Trevor is the founder of The 13th Tribe, author of The Good Cult, The Law of Ability, and the forthcoming book The Orphan King, and a mentor to men seeking sonship beyond performance-driven religion. His work helps men recover identity, discernment, communion with God, and spiritual clarity beyond the conditioning of modern culture.
After decades of personal loss, rebuilding more than once, deep spiritual exploration, business leadership across various industries, and a long search for truth, Trevor developed a framework around orphan-making systems, sonship, identity, and spiritual discernment for men who have achieved success, but still feel the deeper ache of disconnection.
Through his books, mentorship, and The 13th Tribe movement, Trevor challenges institutionalized religion while helping people reconnect with God, reclaim their identity, and build lives marked by purpose, power, provision, and truth.
Today, Trevor and Bridgett are building The 13th Tribe while raising their son Maverick and carrying a message of identity, sonship, and spiritual clarity for those ready to live beyond performance and religion.
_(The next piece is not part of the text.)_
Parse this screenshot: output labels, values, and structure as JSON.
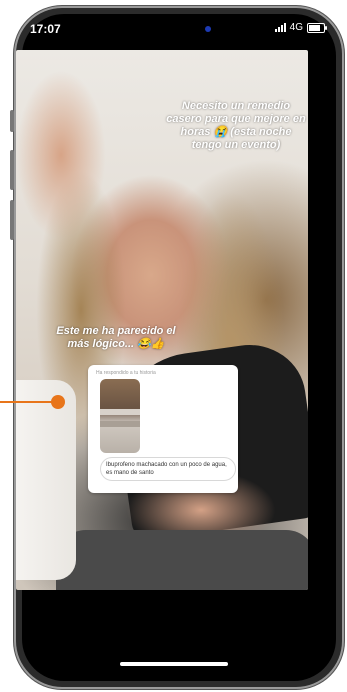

You Never Needed More Success Or More Religion. You Needed A Father.
The Orphan King is a raw and deeply personal exploration of the quiet ache many successful men carry beneath achievement. Through story, spiritual insight, and honest questions about religion, masculinity, identity, and fatherlessness, Trevor invites men to reconsider the life they were taught to build and return to the Father they were created to know. At its core, The Orphan King is about recovering sonship.
Not religion.
Not performance.
Not image management.
But direct communion with the Father, restored discernment, spiritual clarity, and learning to live from identity instead of striving.
This isn't another business book or motivational message.
It's an invitation to see clearly for the first time.


Trevor didn't become who he is today because someone handed him a clear path.
For most of his life, he learned the hard way.
He had to figure out how to be a man, a father, a leader, and a follower of God without always having someone in front of him showing him what that was supposed to look like.
So he did what a lot of men do.
He kept moving.
He worked hard. Built businesses. Carried responsibility. Provided. Led. Took the hits. Got back up. Tried again.
And for a long time, that looked like strength.
But over the years, Trevor began to realize that a man can be strong and still be tired. He can be capable and still feel disconnected. He can be respected by others and still quietly wonder why success has not settled something deeper inside of him.

His life has held a lot of different seasons. Including leadership, loss, rebuilding, fatherhood, business, faith, failure, starting over, asking hard questions, wrestling with God, and wrestling with himself.
There were moments when he had to admit that being strong on the outside did not mean everything was whole on the inside. He had learned how to survive pressure, but he was still learning how to live from peace. He knew how to carry weight, but he was still learning what it meant to be held by the Father.
That part of the journey was not quick.
It came through years of walking through things he would not have chosen. It came through disappointment, humility, and the slow realization that some of the systems he once trusted had not given him the fathering, formation, or freedom he truly needed.


Somewhere along the way, Trevor began to see his life differently.
Not as a man trying to prove himself.
But as a son learning how to come home.
That shift became the foundation of his message.
Today, Trevor speaks to men who may look successful on the outside, but know there is more going on beneath the surface. He doesn't speak as someone with a perfect story, but as a man who has walked through hardship, lost things, rebuilt, questioned, grown, and kept choosing the Father.
And that's why his message carries weight.
Trevor is not trying to help men become more impressive.
He is helping them become whole.
Through his work, his writing, and the message behind The Orphan King, Trevor helps men find language for the road they've been walking. Not through hype, another formula, or pretending the pain wasn't real, but through honesty, revelation, sonship, discernment, and the kind of spiritual clarity that helps a man stop proving he's enough and start living like he belongs.